Book Description
Secondhand. Very good condition. Ex library copy with external stickers removed. Minor wear to book corners. Minor marks on book foredges. Faint small ink mark on half-title page. Book is clean and binding is still excellent.
A personal look at life in the back blocks of north-west Australia, largely the Kimberleys, and particularly Broome and Derby, this memoir starts with the author's arrival in the Broome area as a baby and her story is inextricably tied to the story of the development of the post-war Kimberleys.

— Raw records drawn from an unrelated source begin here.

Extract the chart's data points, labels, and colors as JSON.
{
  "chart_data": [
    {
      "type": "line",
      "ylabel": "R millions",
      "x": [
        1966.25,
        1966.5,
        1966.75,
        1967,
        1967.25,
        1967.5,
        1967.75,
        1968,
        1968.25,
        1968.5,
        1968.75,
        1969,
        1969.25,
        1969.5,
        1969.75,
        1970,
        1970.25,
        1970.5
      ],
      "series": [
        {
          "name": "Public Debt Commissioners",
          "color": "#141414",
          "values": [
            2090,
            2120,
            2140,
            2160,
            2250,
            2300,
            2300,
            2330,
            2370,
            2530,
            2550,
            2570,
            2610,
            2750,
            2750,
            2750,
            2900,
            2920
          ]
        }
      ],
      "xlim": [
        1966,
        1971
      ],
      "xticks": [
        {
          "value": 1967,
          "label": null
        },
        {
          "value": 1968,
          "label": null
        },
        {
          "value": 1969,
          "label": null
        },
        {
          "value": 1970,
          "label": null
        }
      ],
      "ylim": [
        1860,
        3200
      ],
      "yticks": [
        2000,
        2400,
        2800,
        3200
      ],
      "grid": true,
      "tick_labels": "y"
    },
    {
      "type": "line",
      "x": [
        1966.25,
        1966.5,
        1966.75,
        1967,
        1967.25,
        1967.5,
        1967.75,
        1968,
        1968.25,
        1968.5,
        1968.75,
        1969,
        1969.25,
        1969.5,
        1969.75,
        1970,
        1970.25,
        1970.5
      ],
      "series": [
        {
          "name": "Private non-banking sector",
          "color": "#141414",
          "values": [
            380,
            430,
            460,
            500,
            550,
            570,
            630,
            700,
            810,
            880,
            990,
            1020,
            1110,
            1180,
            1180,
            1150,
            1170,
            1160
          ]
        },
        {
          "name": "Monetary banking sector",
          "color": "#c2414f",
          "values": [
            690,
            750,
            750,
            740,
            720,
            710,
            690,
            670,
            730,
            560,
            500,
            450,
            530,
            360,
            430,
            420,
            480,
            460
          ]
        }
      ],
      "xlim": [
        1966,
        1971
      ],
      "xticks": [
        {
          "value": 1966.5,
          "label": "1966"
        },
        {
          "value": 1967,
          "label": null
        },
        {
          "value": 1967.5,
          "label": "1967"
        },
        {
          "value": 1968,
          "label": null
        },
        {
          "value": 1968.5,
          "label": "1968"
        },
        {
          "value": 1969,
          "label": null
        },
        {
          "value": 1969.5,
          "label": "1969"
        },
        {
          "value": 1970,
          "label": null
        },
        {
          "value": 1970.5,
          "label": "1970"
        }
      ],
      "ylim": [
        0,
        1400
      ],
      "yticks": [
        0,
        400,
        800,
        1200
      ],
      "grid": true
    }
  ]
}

From her father's station management (and her own early links with local Aboriginal identities as an isolated station child) and later various small businesses in town, through her mother's push for multicultural tourism after the pearl industry died, the politics of a modern Broome emerging, the author's station work, rodeo competition, single motherhood, riding school, work in the fledgling oil industry and her father's business, marriage and the hardships of managing a small station, more kids, extraordinary stories of bush isolation, marriage breakup, to re-training in adult education and working in the rodeos, working on the establishment of Derby TAFE and subsequently managing it, overseeing the early emergence of art training that led to the establishment of the internationally acclaimed Mowanjum Arts movement, this is the story of an extraordinarily ordinary Australian woman in post-war north-west Australia. (back cover)
Aboriginal and Torres Strait Islander readers please note that this book may contain descriptions and/or images of people who have passed away.